Comment ne pas penser ici, par moments, à l’écrivain espagnol Juan Ramon Jimenez dialoguant avec son âne (Platero et moi, Seghers, 2009) dans un petit village d’Andalousie. « Nous nous entendons à merveille. Je le laisse aller à sa guise, et il me conduit toujours où je veux », écrit l’auteur espagnol parlant de son âne. Jacques Rouil n’écrirait pourtant pas tout à fait la même chose. Car son merle est en réalité bien plus têtu qu’un âne. Il résiste, il conteste… Il ricane aussi, s’adressant à Pierre : « Tu n’es jamais content de ton sort mon vieux. Voilà que tu voudrais voler comme un oiseau maintenant. Je te signale quand même que vous les hommes, vous êtes les maîtres de la nature. Et cela ne te suffit pas ! ».

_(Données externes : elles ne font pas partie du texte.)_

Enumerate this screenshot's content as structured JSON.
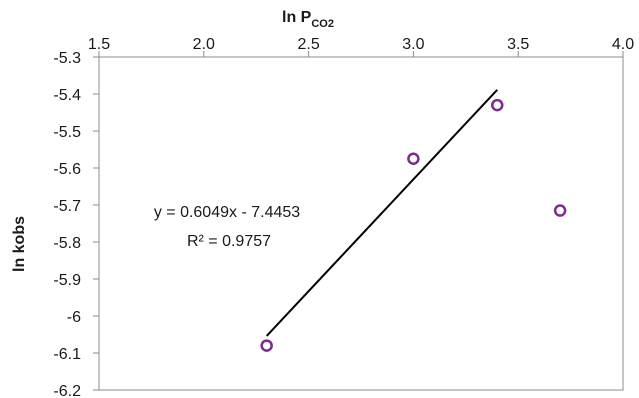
{
  "chart_data": {
    "type": "scatter",
    "x_axis": {
      "label": "ln P",
      "label_subscript": "CO2",
      "position": "top",
      "range": [
        1.5,
        4.0
      ],
      "ticks": [
        "1.5",
        "2.0",
        "2.5",
        "3.0",
        "3.5",
        "4.0"
      ]
    },
    "y_axis": {
      "label": "ln kobs",
      "range": [
        -6.2,
        -5.3
      ],
      "ticks": [
        "-5.3",
        "-5.4",
        "-5.5",
        "-5.6",
        "-5.7",
        "-5.8",
        "-5.9",
        "-6",
        "-6.1",
        "-6.2"
      ]
    },
    "grid": false,
    "legend": "none",
    "series": [
      {
        "points": [
          {
            "x": 2.3,
            "y": -6.08
          },
          {
            "x": 3.0,
            "y": -5.575
          },
          {
            "x": 3.4,
            "y": -5.43
          },
          {
            "x": 3.7,
            "y": -5.715
          }
        ],
        "marker": "open-circle",
        "color": "#7b2d8e"
      }
    ],
    "trendline": {
      "type": "linear",
      "x_range": [
        2.3,
        3.4
      ],
      "slope": 0.6049,
      "intercept": -7.4453,
      "color": "#000000",
      "equation": "y = 0.6049x - 7.4453",
      "r_squared": "R² = 0.9757"
    }
  }
}
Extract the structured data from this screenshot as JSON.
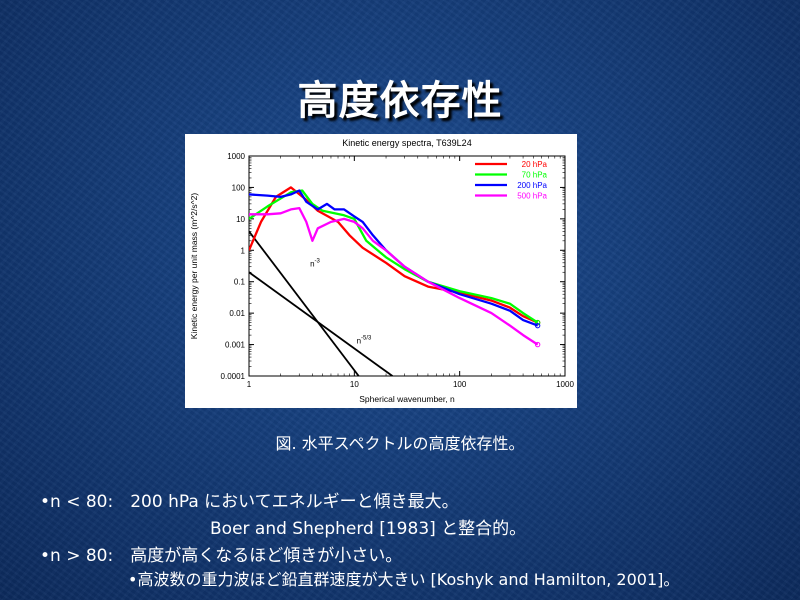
{
  "slide": {
    "title": "高度依存性",
    "caption": "図. 水平スペクトルの高度依存性。",
    "bullets": {
      "b1": "•n < 80:　200 hPa においてエネルギーと傾き最大。",
      "b1_sub": "Boer and Shepherd [1983] と整合的。",
      "b2": "•n > 80:　高度が高くなるほど傾きが小さい。",
      "b3": "•高波数の重力波ほど鉛直群速度が大きい [Koshyk and Hamilton, 2001]。"
    }
  },
  "chart_data": {
    "type": "line",
    "title": "Kinetic energy spectra, T639L24",
    "xlabel": "Spherical wavenumber, n",
    "ylabel": "Kinetic energy per unit mass (m^2/s^2)",
    "x_scale": "log",
    "y_scale": "log",
    "xlim": [
      1,
      1000
    ],
    "ylim": [
      0.0001,
      1000
    ],
    "x_ticks": [
      "1",
      "10",
      "100",
      "1000"
    ],
    "y_ticks": [
      "0.0001",
      "0.001",
      "0.01",
      "0.1",
      "1",
      "10",
      "100",
      "1000"
    ],
    "legend_position": "top-right",
    "series": [
      {
        "name": "20 hPa",
        "color": "#ff0000",
        "points": [
          [
            1,
            1
          ],
          [
            1.3,
            8
          ],
          [
            1.8,
            50
          ],
          [
            2.5,
            100
          ],
          [
            3.5,
            40
          ],
          [
            4.5,
            18
          ],
          [
            7,
            8
          ],
          [
            9,
            3
          ],
          [
            12,
            1.2
          ],
          [
            20,
            0.4
          ],
          [
            30,
            0.15
          ],
          [
            50,
            0.07
          ],
          [
            100,
            0.045
          ],
          [
            200,
            0.025
          ],
          [
            300,
            0.015
          ],
          [
            400,
            0.008
          ],
          [
            550,
            0.005
          ]
        ]
      },
      {
        "name": "70 hPa",
        "color": "#00ff00",
        "points": [
          [
            1,
            10
          ],
          [
            1.5,
            25
          ],
          [
            2.5,
            70
          ],
          [
            3.2,
            80
          ],
          [
            4,
            30
          ],
          [
            5,
            18
          ],
          [
            8,
            13
          ],
          [
            10,
            10
          ],
          [
            13,
            2
          ],
          [
            20,
            0.6
          ],
          [
            30,
            0.25
          ],
          [
            50,
            0.1
          ],
          [
            100,
            0.05
          ],
          [
            200,
            0.03
          ],
          [
            300,
            0.02
          ],
          [
            400,
            0.01
          ],
          [
            550,
            0.005
          ]
        ]
      },
      {
        "name": "200 hPa",
        "color": "#0000ff",
        "points": [
          [
            1,
            60
          ],
          [
            1.5,
            55
          ],
          [
            2,
            50
          ],
          [
            2.5,
            60
          ],
          [
            3,
            80
          ],
          [
            3.5,
            35
          ],
          [
            4.5,
            20
          ],
          [
            5.5,
            30
          ],
          [
            6.5,
            20
          ],
          [
            8,
            20
          ],
          [
            10,
            12
          ],
          [
            12,
            8
          ],
          [
            15,
            3
          ],
          [
            20,
            1
          ],
          [
            30,
            0.3
          ],
          [
            50,
            0.1
          ],
          [
            100,
            0.04
          ],
          [
            200,
            0.02
          ],
          [
            300,
            0.012
          ],
          [
            400,
            0.006
          ],
          [
            550,
            0.004
          ]
        ]
      },
      {
        "name": "500 hPa",
        "color": "#ff00ff",
        "points": [
          [
            1,
            14
          ],
          [
            1.5,
            14
          ],
          [
            2,
            15
          ],
          [
            2.5,
            20
          ],
          [
            3,
            22
          ],
          [
            3.5,
            8
          ],
          [
            4,
            2
          ],
          [
            4.5,
            5
          ],
          [
            6,
            8
          ],
          [
            8,
            10
          ],
          [
            10,
            8
          ],
          [
            12,
            5
          ],
          [
            15,
            2
          ],
          [
            20,
            1
          ],
          [
            30,
            0.3
          ],
          [
            50,
            0.1
          ],
          [
            100,
            0.03
          ],
          [
            200,
            0.01
          ],
          [
            300,
            0.004
          ],
          [
            400,
            0.002
          ],
          [
            550,
            0.001
          ]
        ]
      }
    ],
    "reference_lines": [
      {
        "label": "n-3",
        "color": "#000000",
        "points": [
          [
            1,
            4
          ],
          [
            11,
            0.0001
          ]
        ]
      },
      {
        "label": "n-5/3",
        "color": "#000000",
        "points": [
          [
            1,
            0.2
          ],
          [
            23,
            0.0001
          ]
        ]
      }
    ]
  }
}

Pierre et le merle Charlie vont débattre d’écologie, de politique, de religion, de questions « sociétales ». Nous recevons des échos de la vie à Blaireau-Cité et surgit, au fil des pages, un bestiaire fabuleux digne de La Fontaine : voici Beria (le rat qui lit Marx), le furet facteur (qui distribue des tracts de la Ligue révolutionnaire des Cocos pendant sa tournée), voici Adolf l’extrême bouledogue, Ségoline la tourterelle ambitieuse, Thibaut le fameux cygne technocrate qui sait tout, Manu le lévrier candidat… Tout y passe : les manifs, le Covid, les élites, le communautarisme… L’époque que l’on vit chagrine beaucoup l’auteur des ces fables. Il  le dit à travers tous ces personnages qu’il épingle avec justesse. « Tu sais Charlie, dit-il à son merle, si les gens au pouvoir écoutaient un peu plus le peuple, les Adolf n’existeraient pas. Démocratie rime avec modestie, mais les grands fauves qui gouvernent l’ont oublié ».

Pierre TANGUY

Pierre et son merle, Jacques Rouil, éditions Feuillage, 2022, 230 pages, 17 euros.